Though everything else may appear shallow and repulsive, even the smallest task in music is so absorbing, and carries us so far away from town, country, earth, and all worldly things, that it is truly a blessed gift of God.— Felix Mendelssohn
The most wonderful Felix Mendelssohn quotes that are new and everybody is talking about
Life and art are not two different things.
People usually complain that music is so ambiguous, and what they are supposed to think when they hear it is so unclear, while words are understood by everyone. But for me it is exactly the opposite...what the music I love expresses to me are thoughts not to indefinite for words, but rather too definite.
The trombone is too sacred for frequent use.
Pray to God that He might create is us a clean heart and renew a right spirit within us.
I dislike nothing more than finding fault with a man's nature or talent;
it only depresses and worries and does no good; one cannot add a cubit to one's stature, all striving and struggling are useless there, so one has to be silent about it, and let the responsibility rest with God.

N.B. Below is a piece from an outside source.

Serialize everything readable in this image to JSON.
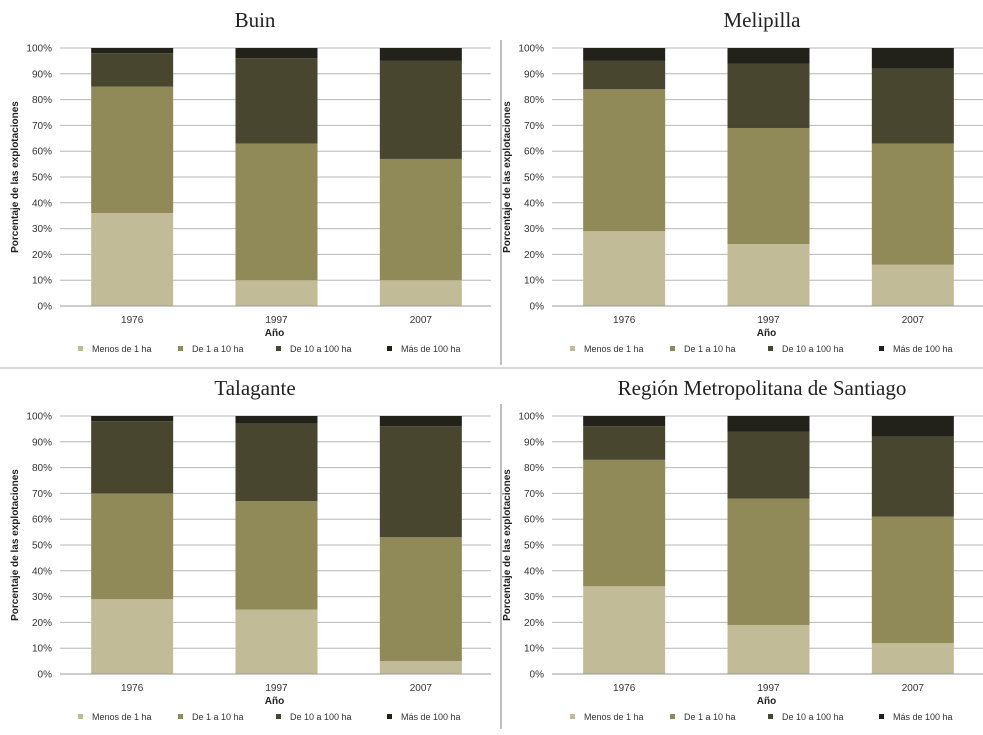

First and foremost an artist should pay homage to grandness, honour and bow to it, and not try to extinguish the fierce flames of such, in an attempt to have his own feeble light shine brighter. When one isn't able to acknowledge greatness, I would really want to know how he endeavours to make me experience it.
Such a divine profession is art! When everything else looks so stale and disgustingly vacuous, so enthralls even the littlest real effort of art our innermost and carries us from town, from country, from earth, as that it must be truely a blessing of the Gods.
No one can bar me from joyfully proceeding on what the great masters have left us; after all, to rediscover everything again, should be understood to be unfounded. But one should however proceed on merit, and not simply repeat wat was. All genius, sincere, deserves his place, even though maybe later in life.
The essence of the beautiful is unity in variety.
Ever since I began to compose, I have remained true to my starting principle: not to write a page because no matter what public, or what pretty girl wanted it to be thus or thus; but to write solely as I myself thought best, and as it gave me pleasure.
I know perfectly well that no musician can make his thoughts or his talents different to what Heaven has made them; but I also know that if Heaven had given him good ones, he must also be able to develop them properly.
This is what I think art is and what I demand of it: that it pull everyone in, that it show one person another's most intimate thoughts and feelings, that it throw open the window of the soul.
People often complain that music is too ambiguous, that what they should think when they hear it is so unclear, whereas everyone understands words. With me, it is exactly the opposite, and not only with regard to an entire speech but also with individual words.
It's not that music is too imprecise for words, but too precise.
These seem to me so ambiguous, so vague, so easily misunderstood in comparison to genuine music, which fills the soul with a thousand things better than words.
Never mind, put any book on the piano, and someone can turn from time to time, so I need not look as though I played by heart.
And do you agree with me, that the first condition of an artist should be to bear respect toward what is great, and to bow to it and acknowledge it and not attempt to extinguish great flames for the sake of making his own rushlight burn more brightly?